Khalwat diibaratkan sebagai peleburan besar yang dengan nyala api kezuhudan nafsu dilebur. Dimurnikan dari segala kotoran, indah bercahaya seperti laksana sebuah cermin. Dengan cermin ini, tampaklah segala sesuatu yang tersembunyi. Khalwat adalah juga himpunan dari segala sesuatu yang saling bertentangan di dalam nafsu (nafs) berbagai latihan rohani, misal sedikit makan, sedikit berbicara, menghindari berkumpul-kumpul dengan manusia, selalu berzikir, menolak berbagai macam pikiran, dan senantiasa melakukan kontemplasi yang disertai ras takut (muraqabah). Latihan-latihan rohani (riyadhat) berarti meninggalkan keinginan hawa nafsu dan berbagai syarat dalam berusaha.
Barang siapa berniat melakukan khalwat, maka ia harus membersihkan niatnya dari polusi keinginan akan segala sesuatu yang bersifat duniawi dan berdoa untuk (kesejahteraan dan kebahagiaan) akhirat, pahala atas amalan-amalan sesuai dengan niat. Semakin lebih baik niat seorang dari amalnya, maka semakin penuh pahala yang diperolehnya. Niatnya haruslah semata-mata dimaksudkan untuk mendekatkan diri kepada Allah. Dengan banyak beribadah dan menjauhi keinginan untuk memperoleh kedudukan lebih tinggi, kemunafikan, keajaiban, dan memperoleh kekuatan dari Al-Qur’an.
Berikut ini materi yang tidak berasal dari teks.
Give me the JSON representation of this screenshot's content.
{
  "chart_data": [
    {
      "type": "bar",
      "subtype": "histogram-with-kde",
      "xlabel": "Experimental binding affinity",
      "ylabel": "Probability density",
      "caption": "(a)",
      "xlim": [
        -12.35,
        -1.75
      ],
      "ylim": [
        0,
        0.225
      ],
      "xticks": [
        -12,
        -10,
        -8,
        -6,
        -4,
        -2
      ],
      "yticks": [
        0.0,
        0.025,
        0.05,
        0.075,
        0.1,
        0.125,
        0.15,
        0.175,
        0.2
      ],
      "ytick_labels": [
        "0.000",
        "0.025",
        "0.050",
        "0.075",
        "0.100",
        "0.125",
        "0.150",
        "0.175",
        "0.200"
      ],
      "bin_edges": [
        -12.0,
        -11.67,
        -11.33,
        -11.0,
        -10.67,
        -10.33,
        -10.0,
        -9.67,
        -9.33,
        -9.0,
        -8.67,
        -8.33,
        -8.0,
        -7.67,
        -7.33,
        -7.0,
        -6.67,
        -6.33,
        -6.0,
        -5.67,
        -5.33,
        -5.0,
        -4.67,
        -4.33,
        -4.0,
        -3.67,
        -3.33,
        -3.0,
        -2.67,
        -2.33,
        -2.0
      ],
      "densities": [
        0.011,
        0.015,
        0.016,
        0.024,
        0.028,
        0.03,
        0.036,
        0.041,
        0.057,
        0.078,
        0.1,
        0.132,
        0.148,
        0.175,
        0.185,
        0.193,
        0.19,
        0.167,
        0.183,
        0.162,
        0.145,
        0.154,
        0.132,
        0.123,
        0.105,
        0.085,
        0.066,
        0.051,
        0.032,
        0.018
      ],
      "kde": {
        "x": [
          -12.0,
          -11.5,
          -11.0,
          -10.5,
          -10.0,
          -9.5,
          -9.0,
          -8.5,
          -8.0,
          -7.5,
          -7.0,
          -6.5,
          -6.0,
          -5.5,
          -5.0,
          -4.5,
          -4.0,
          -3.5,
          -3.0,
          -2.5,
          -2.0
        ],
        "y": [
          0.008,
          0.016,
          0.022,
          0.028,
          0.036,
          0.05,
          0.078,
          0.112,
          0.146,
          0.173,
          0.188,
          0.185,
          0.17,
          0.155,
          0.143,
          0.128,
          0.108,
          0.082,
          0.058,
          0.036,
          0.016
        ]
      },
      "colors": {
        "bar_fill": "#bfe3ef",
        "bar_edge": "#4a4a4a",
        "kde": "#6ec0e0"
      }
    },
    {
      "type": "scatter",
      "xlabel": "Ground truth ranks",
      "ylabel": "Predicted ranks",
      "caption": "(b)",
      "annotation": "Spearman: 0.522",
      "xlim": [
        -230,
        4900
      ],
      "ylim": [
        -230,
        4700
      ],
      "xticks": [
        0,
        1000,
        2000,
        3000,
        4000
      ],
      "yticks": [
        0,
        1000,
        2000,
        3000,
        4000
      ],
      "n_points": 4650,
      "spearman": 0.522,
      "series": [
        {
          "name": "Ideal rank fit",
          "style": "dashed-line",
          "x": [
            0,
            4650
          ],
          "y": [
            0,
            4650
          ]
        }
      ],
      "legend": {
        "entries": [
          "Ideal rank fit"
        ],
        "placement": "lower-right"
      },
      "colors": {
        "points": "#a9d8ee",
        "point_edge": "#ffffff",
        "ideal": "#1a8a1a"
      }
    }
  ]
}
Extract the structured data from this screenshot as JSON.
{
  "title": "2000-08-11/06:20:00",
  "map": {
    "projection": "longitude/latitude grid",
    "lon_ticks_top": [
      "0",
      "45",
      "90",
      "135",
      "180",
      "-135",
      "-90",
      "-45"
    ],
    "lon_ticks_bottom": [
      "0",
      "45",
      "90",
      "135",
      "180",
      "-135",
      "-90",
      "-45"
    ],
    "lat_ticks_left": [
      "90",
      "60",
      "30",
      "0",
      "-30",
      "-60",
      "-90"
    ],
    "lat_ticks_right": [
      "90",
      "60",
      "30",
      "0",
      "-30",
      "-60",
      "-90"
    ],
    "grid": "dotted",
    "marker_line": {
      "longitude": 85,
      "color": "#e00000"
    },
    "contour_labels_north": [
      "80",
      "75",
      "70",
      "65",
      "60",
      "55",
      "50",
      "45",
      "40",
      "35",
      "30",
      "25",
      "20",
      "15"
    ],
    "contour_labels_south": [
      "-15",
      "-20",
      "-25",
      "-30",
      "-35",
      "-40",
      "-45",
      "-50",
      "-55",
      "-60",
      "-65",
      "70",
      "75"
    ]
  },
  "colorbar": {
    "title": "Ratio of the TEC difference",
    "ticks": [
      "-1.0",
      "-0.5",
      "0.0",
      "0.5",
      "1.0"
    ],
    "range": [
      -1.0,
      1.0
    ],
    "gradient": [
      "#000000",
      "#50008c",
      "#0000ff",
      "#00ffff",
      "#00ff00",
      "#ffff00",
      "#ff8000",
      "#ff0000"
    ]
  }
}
§ Dalam khalwat, sesudah menyucikan niat, bertobat, dan senantiasa beribadah kepada Allah, ia harus memenuhi tujuh syarat: [14]
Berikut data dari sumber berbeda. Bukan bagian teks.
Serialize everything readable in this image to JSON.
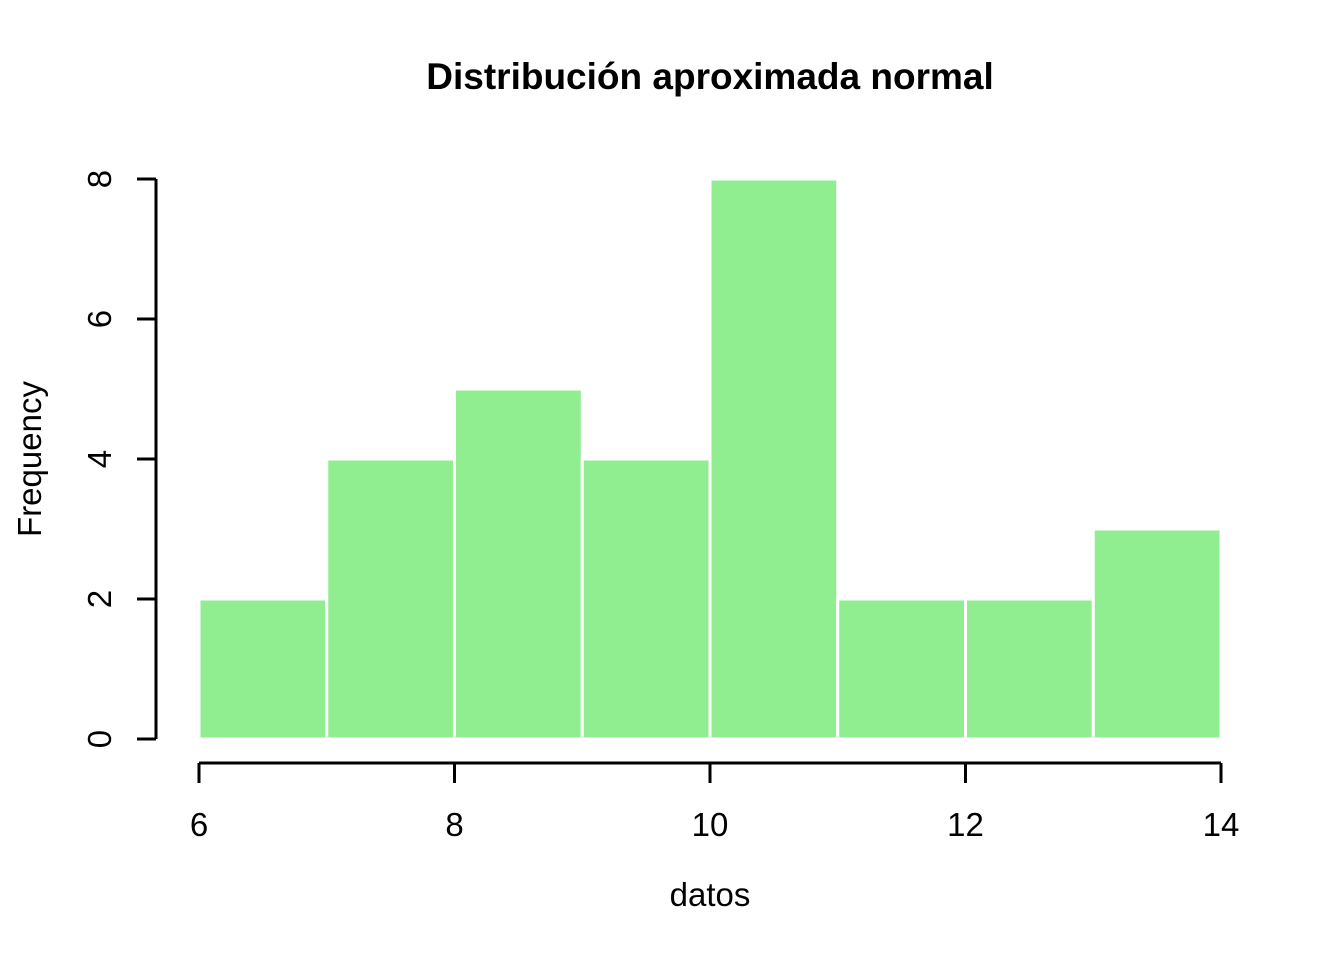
{
  "title": "Distribución aproximada normal",
  "chart_data": {
    "type": "bar",
    "subtype": "histogram",
    "title": "Distribución aproximada normal",
    "xlabel": "datos",
    "ylabel": "Frequency",
    "bin_edges": [
      6,
      7,
      8,
      9,
      10,
      11,
      12,
      13,
      14
    ],
    "counts": [
      2,
      4,
      5,
      4,
      8,
      2,
      2,
      3
    ],
    "x_ticks": [
      6,
      8,
      10,
      12,
      14
    ],
    "y_ticks": [
      0,
      2,
      4,
      6,
      8
    ],
    "xlim": [
      6,
      14
    ],
    "ylim": [
      0,
      8
    ],
    "grid": false,
    "legend": null,
    "colors": {
      "bar_fill": "#90EE90",
      "bar_border": "#FFFFFF",
      "axis": "#000000",
      "text": "#000000",
      "background": "#FFFFFF"
    }
  }
}
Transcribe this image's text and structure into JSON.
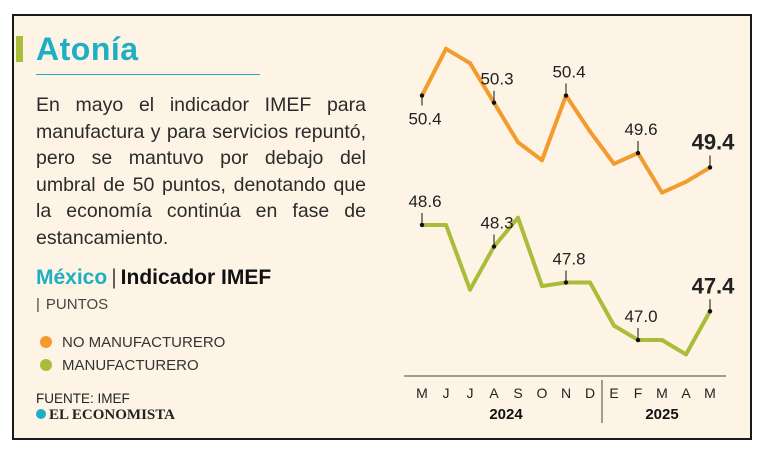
{
  "header": {
    "title": "Atonía",
    "description": "En mayo el indicador IMEF para manufactura y para servicios repuntó, pero se mantuvo por debajo del umbral de 50 puntos, denotando que la economía continúa en fase de estancamiento."
  },
  "subtitle": {
    "country": "México",
    "separator": "|",
    "name": "Indicador IMEF"
  },
  "units": {
    "pipe": "|",
    "label": "PUNTOS"
  },
  "legend": [
    {
      "label": "NO MANUFACTURERO",
      "color": "#f39c2d"
    },
    {
      "label": "MANUFACTURERO",
      "color": "#a9bd3a"
    }
  ],
  "footer": {
    "source": "FUENTE: IMEF",
    "publisher": "EL ECONOMISTA"
  },
  "chart_data": {
    "type": "line",
    "categories": [
      "M",
      "J",
      "J",
      "A",
      "S",
      "O",
      "N",
      "D",
      "E",
      "F",
      "M",
      "A",
      "M"
    ],
    "year_groups": [
      {
        "label": "2024",
        "from": 0,
        "to": 7
      },
      {
        "label": "2025",
        "from": 8,
        "to": 12
      }
    ],
    "ylim": [
      46.75,
      51.2
    ],
    "series": [
      {
        "name": "NO MANUFACTURERO",
        "color": "#f39c2d",
        "values": [
          50.4,
          51.05,
          50.85,
          50.3,
          49.75,
          49.5,
          50.4,
          49.9,
          49.45,
          49.6,
          49.05,
          49.2,
          49.4
        ],
        "labels": [
          {
            "index": 0,
            "text": "50.4",
            "position": "below",
            "bold": false
          },
          {
            "index": 3,
            "text": "50.3",
            "position": "above",
            "bold": false
          },
          {
            "index": 6,
            "text": "50.4",
            "position": "above",
            "bold": false
          },
          {
            "index": 9,
            "text": "49.6",
            "position": "above",
            "bold": false
          },
          {
            "index": 12,
            "text": "49.4",
            "position": "above",
            "bold": true
          }
        ]
      },
      {
        "name": "MANUFACTURERO",
        "color": "#a9bd3a",
        "values": [
          48.6,
          48.6,
          47.7,
          48.3,
          48.7,
          47.75,
          47.8,
          47.8,
          47.2,
          47.0,
          47.0,
          46.8,
          47.4
        ],
        "labels": [
          {
            "index": 0,
            "text": "48.6",
            "position": "above",
            "bold": false
          },
          {
            "index": 3,
            "text": "48.3",
            "position": "above",
            "bold": false
          },
          {
            "index": 6,
            "text": "47.8",
            "position": "above",
            "bold": false
          },
          {
            "index": 9,
            "text": "47.0",
            "position": "above",
            "bold": false
          },
          {
            "index": 12,
            "text": "47.4",
            "position": "above",
            "bold": true
          }
        ]
      }
    ]
  }
}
1. Selalu dalam keadaan berwudlu, jika ia menemukan suatu kelemahan dalam dirinya, maka ia harus berwudlu lagi agar cahaya kesucian lahiriyahnya bertambah terang dalam dirinya dan membantu mencerahkan hati.
2. Selalu berpuasa, ia selalu berpuasa sunnah, agar segenap waktunya dipenuhi dengan keberkahan.
3. Sedikit makan, sewaktu sarapan, jumlah makanan tidak boleh lebih dari satu rithl (yakni sama dengan satu pound atau 0,454 kilogram-peny). Lebih baik baginya jika ia hanya maka roti dan garam. Jika ia memulai dengan satu rithl, maka ia harus menguranginya menjadi setengah rithl pada sepuluh hari terakhir (dari periode empat puluh hari). Jika ia kuat memulai dengan setengah rithl, maka ia harus menguranginya menjadi seperempat rithl.
4. Sedikit tidur, ia harus menahan kantuk selagi masih mampu dilakukannya. Tidur yang sesuai dengan kebutuhan di hitung sebagai ibadah bila diperlukan untuk menghilangkan kelelahan perasaan dan nafs (yang menyebabkan kelelahan jiwa dalam beribadah dan melemahkan kesenangan dalam beribadah). Dengan tidur, kesucian perasaan dan kelegaan batin (yang menyebabkan wajd dalam jiwa) akan kembali kepadanya. Kemudian segenap waktunya digunakan sepenuhnya dalam beribadah.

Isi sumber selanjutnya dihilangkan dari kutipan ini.